The world is not enough, therefore I leave it to find something bigger
.’
69

     Just how do we construct reality? the novel asks. Is it merely the perception of one’s external surroundings or is it shaped by memory, association and expectation? How does art change our view of the world? Highsmith plays games with the notion of the Platonic ideal, the concept that art is merely an image twice-removed from true reality. In the Platonic universe, there exists perfect forms, abstracts which are then made concrete by man – for instance, God created the form of the bed, which is then copied by a carpenter into what we think of as a ‘real’ bed. If an artist were then to paint it then all he would be doing would be holding up a mirror to what was, in effect, an imperfect image of the original as conceived by God. In this way, Plato argued in
The Republic
, artists interfere with rather than encourage our perception of reality and have no place in the idealised community.

     In
Those Who Walk Away
, the characters constantly try to grasp reality through the appreciation of artistic form, a process which seems constantly elusive.

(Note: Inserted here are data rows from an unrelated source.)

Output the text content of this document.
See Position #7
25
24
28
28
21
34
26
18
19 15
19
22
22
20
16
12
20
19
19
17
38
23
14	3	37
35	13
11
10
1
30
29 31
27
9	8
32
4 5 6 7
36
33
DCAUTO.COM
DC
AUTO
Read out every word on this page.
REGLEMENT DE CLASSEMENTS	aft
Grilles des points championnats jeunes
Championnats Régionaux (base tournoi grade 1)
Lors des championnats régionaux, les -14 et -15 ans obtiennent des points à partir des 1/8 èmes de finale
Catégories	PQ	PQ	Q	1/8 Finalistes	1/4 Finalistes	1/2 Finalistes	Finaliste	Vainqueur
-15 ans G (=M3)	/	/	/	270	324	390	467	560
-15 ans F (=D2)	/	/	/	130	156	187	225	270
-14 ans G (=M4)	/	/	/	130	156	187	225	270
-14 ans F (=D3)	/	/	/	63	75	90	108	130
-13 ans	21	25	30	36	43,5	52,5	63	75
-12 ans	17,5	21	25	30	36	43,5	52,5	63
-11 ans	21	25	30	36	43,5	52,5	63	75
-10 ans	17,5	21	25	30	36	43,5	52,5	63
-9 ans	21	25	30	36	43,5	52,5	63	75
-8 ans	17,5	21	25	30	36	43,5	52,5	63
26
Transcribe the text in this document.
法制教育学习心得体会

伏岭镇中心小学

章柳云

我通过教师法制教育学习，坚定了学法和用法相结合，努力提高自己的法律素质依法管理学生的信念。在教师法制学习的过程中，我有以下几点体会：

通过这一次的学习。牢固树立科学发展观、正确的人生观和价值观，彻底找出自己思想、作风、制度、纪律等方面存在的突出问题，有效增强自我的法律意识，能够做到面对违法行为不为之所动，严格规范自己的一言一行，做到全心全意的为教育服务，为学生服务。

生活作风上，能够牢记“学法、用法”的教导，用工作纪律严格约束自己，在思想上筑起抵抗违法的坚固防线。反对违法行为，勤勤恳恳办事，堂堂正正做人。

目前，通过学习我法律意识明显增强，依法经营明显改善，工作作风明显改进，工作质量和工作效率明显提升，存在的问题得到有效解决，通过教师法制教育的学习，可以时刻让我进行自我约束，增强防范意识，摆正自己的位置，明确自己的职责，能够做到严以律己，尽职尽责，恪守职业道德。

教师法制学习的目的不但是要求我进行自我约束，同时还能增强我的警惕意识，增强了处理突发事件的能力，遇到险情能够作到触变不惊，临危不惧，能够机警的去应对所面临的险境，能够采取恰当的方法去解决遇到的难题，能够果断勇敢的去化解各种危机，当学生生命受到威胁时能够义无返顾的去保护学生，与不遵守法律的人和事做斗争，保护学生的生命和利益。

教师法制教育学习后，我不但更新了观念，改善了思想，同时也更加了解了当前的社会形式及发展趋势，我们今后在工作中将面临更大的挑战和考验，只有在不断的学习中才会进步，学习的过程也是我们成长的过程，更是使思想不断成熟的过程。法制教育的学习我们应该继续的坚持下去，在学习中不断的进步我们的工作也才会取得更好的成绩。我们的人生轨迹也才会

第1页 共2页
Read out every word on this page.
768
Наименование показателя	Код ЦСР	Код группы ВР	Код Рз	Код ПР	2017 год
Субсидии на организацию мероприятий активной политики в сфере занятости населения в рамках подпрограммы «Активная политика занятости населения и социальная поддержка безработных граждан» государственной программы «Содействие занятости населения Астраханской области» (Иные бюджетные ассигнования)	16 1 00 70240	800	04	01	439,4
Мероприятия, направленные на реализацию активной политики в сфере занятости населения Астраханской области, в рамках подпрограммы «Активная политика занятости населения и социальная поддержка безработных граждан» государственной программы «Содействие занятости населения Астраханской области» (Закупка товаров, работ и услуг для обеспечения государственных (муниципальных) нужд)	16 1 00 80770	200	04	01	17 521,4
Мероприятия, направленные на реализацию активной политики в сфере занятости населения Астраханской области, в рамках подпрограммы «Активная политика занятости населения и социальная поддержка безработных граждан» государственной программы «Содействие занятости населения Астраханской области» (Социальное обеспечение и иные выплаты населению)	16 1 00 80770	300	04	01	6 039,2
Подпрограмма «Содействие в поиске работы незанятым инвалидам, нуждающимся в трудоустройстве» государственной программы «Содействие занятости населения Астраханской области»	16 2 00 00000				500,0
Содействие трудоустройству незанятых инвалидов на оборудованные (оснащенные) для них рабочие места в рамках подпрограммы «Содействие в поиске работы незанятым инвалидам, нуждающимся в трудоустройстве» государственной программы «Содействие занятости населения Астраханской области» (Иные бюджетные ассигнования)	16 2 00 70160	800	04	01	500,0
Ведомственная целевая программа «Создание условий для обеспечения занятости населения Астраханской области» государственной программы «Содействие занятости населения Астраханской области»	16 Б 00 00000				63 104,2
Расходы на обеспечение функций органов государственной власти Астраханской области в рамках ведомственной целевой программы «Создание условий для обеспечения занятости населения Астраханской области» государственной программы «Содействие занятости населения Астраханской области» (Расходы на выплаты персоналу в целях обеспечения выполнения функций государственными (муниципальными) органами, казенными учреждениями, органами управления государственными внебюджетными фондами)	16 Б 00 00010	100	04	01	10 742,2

Ray, like his wife, aspired to be a painter, but abandoned it at the age of twenty-four, believing he would never be good enough, settling on a career as a gallery owner, while his father-in-law, Coleman, a former civil engineer, is an artist who considers himself belonging in a ‘European’ tradition. Throughout the novel there are a proliferation of images which suggest that both characters construct reality through the medium of artistic association. Ray sees Inez standing in the dim interior of a bar, drinking a cup of coffee, a composition which suggested a work by Cézanne. As Ray lowers himself into a bath, he looks at the red, green and cream patterned linoleum on the floor, worn down in spots and revealing a dark red weaving. ‘Not beautiful, but in a Bonnard it might have been,’ thinks Ray,
70
referring to the French painter whose work Highsmith saw at the Royal Academy in London in February 1966. After Coleman’s fall in a fishing boat his knee swells, something which looks like a drawing by Hieronymus Bosch.